Un Mondo Tutto Mio
Le calde acque dell'Oceano Indiano lambiscono dolcemente le mie coste. Nel profondo delle mie foreste, i richiami dei lemuri dagli occhi grandi echeggiano nell'aria, un suono che non si può sentire da nessun'altra parte. I miei alberi sembrano usciti da un sogno: alcuni, come i baobab, paiono piantati al contrario, con le radici che cercano il cielo. Per milioni di anni sono fluttuata qui, un gioiello di smeraldo gigante al largo della costa orientale dell'Africa, osservando il sorgere e il tramontare del sole. La mia terra rossa custodisce segreti di tempi antichi e i miei fiumi scavano sentieri attraverso canyon di pietra. Sono un mondo pieno di creature e piante così uniche che sembrano provenire da un altro pianeta. Io sono la grande isola del Madagascar.
La mia storia non è iniziata qui, da sola nell'oceano. Molto, molto tempo fa, ero rannicchiata accanto all'Africa, all'India e ad altre grandi terre in un supercontinente gigante chiamato Gondwana. Eravamo tutti una grande famiglia. Ma la Terra cambia continuamente. Circa 135 milioni di anni fa, ho iniziato ad allontanarmi dall'Africa, trasportata in un lento viaggio attraverso il mare. Poi, circa 88 milioni di anni fa, ho detto addio alla terra che sarebbe diventata l'India. Questo lungo viaggio mi ha lasciata completamente isolata. Questa solitudine è stata un dono speciale. Significava che gli animali e le piante che vivevano su di me avevano un mondo intero per sé. I soffici lemuri impararono a saltare da un albero all'altro, i camaleonti diventarono maestri del mimetismo con i loro colori cangianti, e insetti strani e fiori meravigliosi prosperarono. Ecco perché oggi, così tanti dei miei tesori viventi non si trovano in nessun altro posto del pianeta. Sono diventata un giardino segreto della vita.

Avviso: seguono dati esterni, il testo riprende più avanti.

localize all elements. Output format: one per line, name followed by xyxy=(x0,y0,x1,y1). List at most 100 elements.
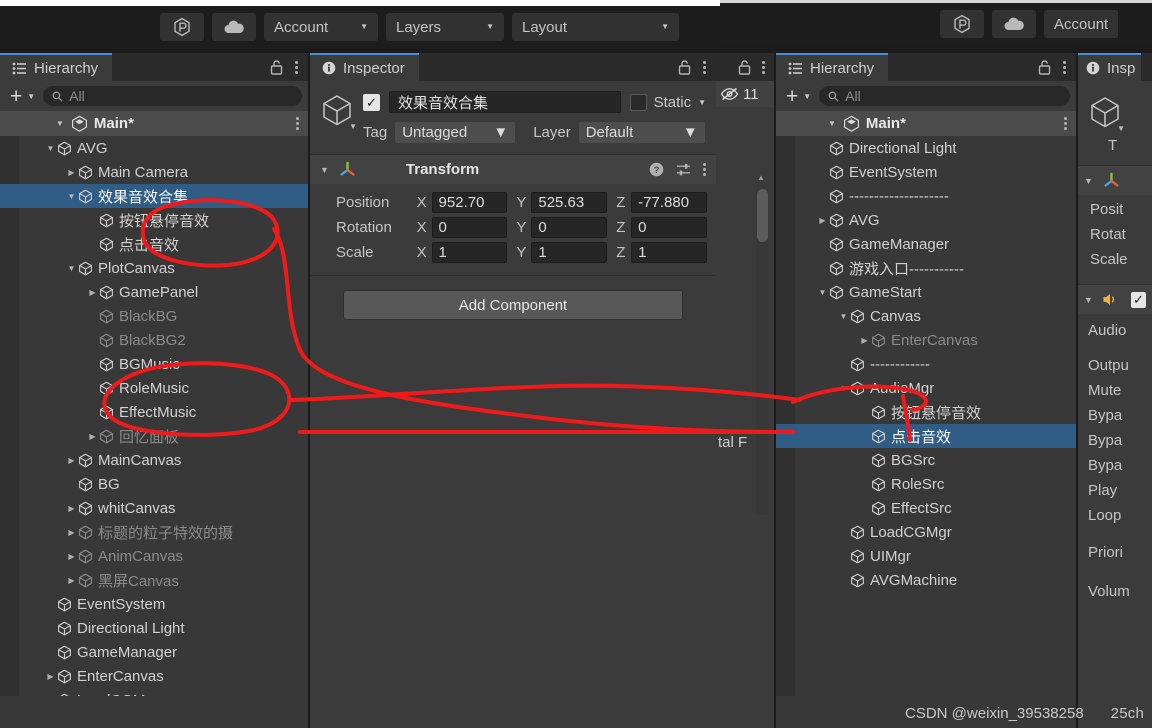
component-menu-icon[interactable] xyxy=(703,163,706,176)
create-object-button-2[interactable]: + ▼ xyxy=(782,86,815,107)
transform-scale-x-field[interactable]: 1 xyxy=(431,242,508,263)
chevron-down-icon[interactable]: ▼ xyxy=(65,264,78,273)
lock-open-icon[interactable] xyxy=(738,59,751,75)
tree-row[interactable]: ▸ -------------------- xyxy=(776,184,1076,208)
scene-menu-icon[interactable] xyxy=(1064,117,1067,130)
tree-row[interactable]: ▸ GameManager xyxy=(776,232,1076,256)
gameobject-icon[interactable]: ▼ xyxy=(320,93,357,131)
unity-services-button-2[interactable] xyxy=(940,10,984,38)
panel-menu-icon[interactable] xyxy=(703,60,706,74)
unity-services-button[interactable] xyxy=(160,13,204,41)
left-scene-row[interactable]: ▼ Main* xyxy=(0,111,308,136)
right-audio-header[interactable]: ▼ ✓ xyxy=(1078,285,1152,314)
transform-component-header[interactable]: ▼ Transform ? xyxy=(310,155,716,184)
chevron-right-icon[interactable]: ▶ xyxy=(65,504,78,513)
tree-row[interactable]: ▼ PlotCanvas xyxy=(0,256,308,280)
transform-scale-y-field[interactable]: 1 xyxy=(531,242,608,263)
panel-menu-icon[interactable] xyxy=(295,60,298,74)
tree-row[interactable]: ▶ 黑屏Canvas xyxy=(0,568,308,592)
tree-row[interactable]: ▶ Main Camera xyxy=(0,160,308,184)
transform-rotation-z-field[interactable]: 0 xyxy=(631,217,707,238)
tree-row[interactable]: ▶ 标题的粒子特效的摄 xyxy=(0,520,308,544)
transform-rotation-x-field[interactable]: 0 xyxy=(431,217,508,238)
lock-open-icon[interactable] xyxy=(270,59,283,75)
lock-open-icon[interactable] xyxy=(1038,59,1051,75)
tag-dropdown[interactable]: Untagged ▼ xyxy=(395,122,516,143)
chevron-right-icon[interactable]: ▶ xyxy=(65,168,78,177)
transform-position-z-field[interactable]: -77.880 xyxy=(631,192,707,213)
tree-row[interactable]: ▼ GameStart xyxy=(776,280,1076,304)
layer-dropdown[interactable]: Default ▼ xyxy=(578,122,705,143)
scene-menu-icon[interactable] xyxy=(296,117,299,130)
chevron-right-icon[interactable]: ▶ xyxy=(86,432,99,441)
right-transform-header[interactable]: ▼ xyxy=(1078,166,1152,195)
tree-row[interactable]: ▸ BGSrc xyxy=(776,448,1076,472)
tree-row[interactable]: ▸ EffectMusic xyxy=(0,400,308,424)
account-dropdown-2[interactable]: Account xyxy=(1044,10,1119,38)
tab-hierarchy-right[interactable]: Hierarchy xyxy=(776,53,889,81)
chevron-right-icon[interactable]: ▶ xyxy=(65,528,78,537)
chevron-down-icon[interactable]: ▼ xyxy=(816,288,829,297)
tree-row[interactable]: ▶ AnimCanvas xyxy=(0,544,308,568)
cloud-button-2[interactable] xyxy=(992,10,1036,38)
tab-inspector-right[interactable]: Insp xyxy=(1078,53,1142,81)
tree-row[interactable]: ▸ 点击音效 xyxy=(0,232,308,256)
search-input[interactable]: All xyxy=(43,86,302,106)
tree-row[interactable]: ▶ 回忆面板 xyxy=(0,424,308,448)
tree-row[interactable]: ▸ BlackBG xyxy=(0,304,308,328)
help-icon[interactable]: ? xyxy=(649,162,664,177)
layers-dropdown[interactable]: Layers ▼ xyxy=(386,13,504,41)
tree-row[interactable]: ▸ EffectSrc xyxy=(776,496,1076,520)
chevron-down-icon[interactable]: ▼ xyxy=(56,119,64,128)
tree-row[interactable]: ▸ AVGMachine xyxy=(776,568,1076,592)
tree-row[interactable]: ▸ 游戏入口----------- xyxy=(776,256,1076,280)
chevron-down-icon[interactable]: ▼ xyxy=(828,119,836,128)
chevron-down-icon[interactable]: ▼ xyxy=(44,144,57,153)
tree-row[interactable]: ▸ 按钮悬停音效 xyxy=(0,208,308,232)
tree-row[interactable]: ▸ RoleSrc xyxy=(776,472,1076,496)
tree-row[interactable]: ▸ EventSystem xyxy=(0,592,308,616)
chevron-down-icon[interactable]: ▼ xyxy=(1084,295,1093,305)
transform-scale-z-field[interactable]: 1 xyxy=(631,242,707,263)
tree-row[interactable]: ▸ 按钮悬停音效 xyxy=(776,400,1076,424)
static-checkbox[interactable] xyxy=(629,93,647,111)
chevron-down-icon[interactable]: ▼ xyxy=(1084,176,1093,186)
tree-row[interactable]: ▸ GameManager xyxy=(0,640,308,664)
chevron-down-icon[interactable]: ▼ xyxy=(320,165,329,175)
tab-hierarchy-left[interactable]: Hierarchy xyxy=(0,53,113,81)
chevron-right-icon[interactable]: ▶ xyxy=(65,552,78,561)
gameobject-enabled-checkbox[interactable]: ✓ xyxy=(363,93,380,111)
audio-enabled-checkbox[interactable]: ✓ xyxy=(1130,291,1146,308)
chevron-down-icon[interactable]: ▼ xyxy=(837,312,850,321)
account-dropdown[interactable]: Account ▼ xyxy=(264,13,378,41)
tree-row[interactable]: ▼ 效果音效合集 xyxy=(0,184,308,208)
tree-row[interactable]: ▸ RoleMusic xyxy=(0,376,308,400)
transform-rotation-y-field[interactable]: 0 xyxy=(531,217,608,238)
tree-row[interactable]: ▶ EnterCanvas xyxy=(776,328,1076,352)
tree-row[interactable]: ▶ EnterCanvas xyxy=(0,664,308,688)
chevron-right-icon[interactable]: ▶ xyxy=(65,576,78,585)
tree-row[interactable]: ▸ LoadCGManager xyxy=(0,688,308,696)
right-scene-row[interactable]: ▼ Main* xyxy=(776,111,1076,136)
chevron-right-icon[interactable]: ▶ xyxy=(858,336,871,345)
scrollbar-thumb[interactable] xyxy=(757,189,768,242)
tree-row[interactable]: ▼ AVG xyxy=(0,136,308,160)
lock-open-icon[interactable] xyxy=(678,59,691,75)
chevron-right-icon[interactable]: ▶ xyxy=(86,288,99,297)
add-component-button[interactable]: Add Component xyxy=(343,290,683,320)
tree-row[interactable]: ▸ BG xyxy=(0,472,308,496)
layout-dropdown[interactable]: Layout ▼ xyxy=(512,13,679,41)
gameobject-name-field[interactable]: 效果音效合集 xyxy=(389,91,621,113)
tree-row[interactable]: ▶ MainCanvas xyxy=(0,448,308,472)
tree-row[interactable]: ▸ BlackBG2 xyxy=(0,328,308,352)
scroll-up-arrow-icon[interactable]: ▲ xyxy=(757,173,765,182)
transform-position-x-field[interactable]: 952.70 xyxy=(431,192,508,213)
tree-row[interactable]: ▸ UIMgr xyxy=(776,544,1076,568)
tree-row[interactable]: ▼ AudioMgr xyxy=(776,376,1076,400)
chevron-down-icon[interactable]: ▼ xyxy=(698,98,706,107)
tree-row[interactable]: ▸ BGMusic xyxy=(0,352,308,376)
gameobject-icon-2[interactable]: ▼ xyxy=(1088,95,1125,133)
tree-row[interactable]: ▸ Directional Light xyxy=(0,616,308,640)
tree-row[interactable]: ▼ Canvas xyxy=(776,304,1076,328)
panel-menu-icon[interactable] xyxy=(762,60,765,74)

Per milioni di anni dopo il mio viaggio attraverso il mare, i miei unici abitanti sono stati i miei animali e le mie piante uniche. Ascoltavo il vento tra i baobab e il chiacchiericcio dei lemuri, ma non ho mai sentito una voce umana. Poi, un giorno, le cose sono cambiate. In un periodo compreso tra il 350 a.C. e il 550 d.C., coraggiosi marinai attraversarono il vasto Oceano Indiano. Erano popoli austronesiani e viaggiavano su barche speciali chiamate canoe a bilanciere, guidati dalle stelle. Furono le primissime persone a mettere piede sulle mie coste, scoprendo una terra diversa da qualsiasi altra avessero mai visto. La mia lunga solitudine era finita. Molto più tardi, intorno all'anno 1000 d.C., arrivarono altre persone, questa volta dall'Africa continentale. Questi gruppi si incontrarono e condivisero le loro tradizioni, la loro musica e le loro storie. Insieme, crearono una nuova e vibrante cultura, diventando il popolo malgascio, il mio popolo.
Il popolo malgascio costruì villaggi e coltivò la mia terra fertile. Nel corso dei secoli, formarono potenti regni per governare diverse parti della mia isola. Nel 1800, uno dei più forti fu il Regno Merina, che unì gran parte della mia terra sotto un unico governo. Ma il cambiamento stava arrivando di nuovo da oltre il mare. Arrivarono esploratori e commercianti europei e, nel 1897, divenni una colonia francese. Per molti anni, il mio popolo sognò di essere di nuovo indipendente. Quel sogno si avverò finalmente il 26 giugno 1960. Fu un giorno di incredibile celebrazione e speranza. Le bandiere sventolarono, la musica suonò e un nuovo capitolo della mia lunga storia ebbe inizio. Il popolo malgascio era di nuovo custode del proprio destino.
Oggi sono ancora un luogo di scoperte incredibili. Scienziati da tutto il mondo vengono a studiare le mie foreste rare e i miei animali straordinari, trovando continuamente nuove specie. La mia è una storia lunga, un viaggio di continenti che si separano, di marinai coraggiosi che attraversano l'oceano e di una cultura che è un bellissimo mix di mondi diversi. Sono un tesoro vivente, un promemoria di quanto sia straordinario e vario il nostro pianeta. La mia più grande speranza è che le persone continuino a proteggere le mie foreste uniche e a prendersi cura delle mie creature speciali. La mia storia non è finita; è una promessa di meraviglia, una lezione che i luoghi più speciali della Terra meritano di essere salvati per tutti i bambini del futuro.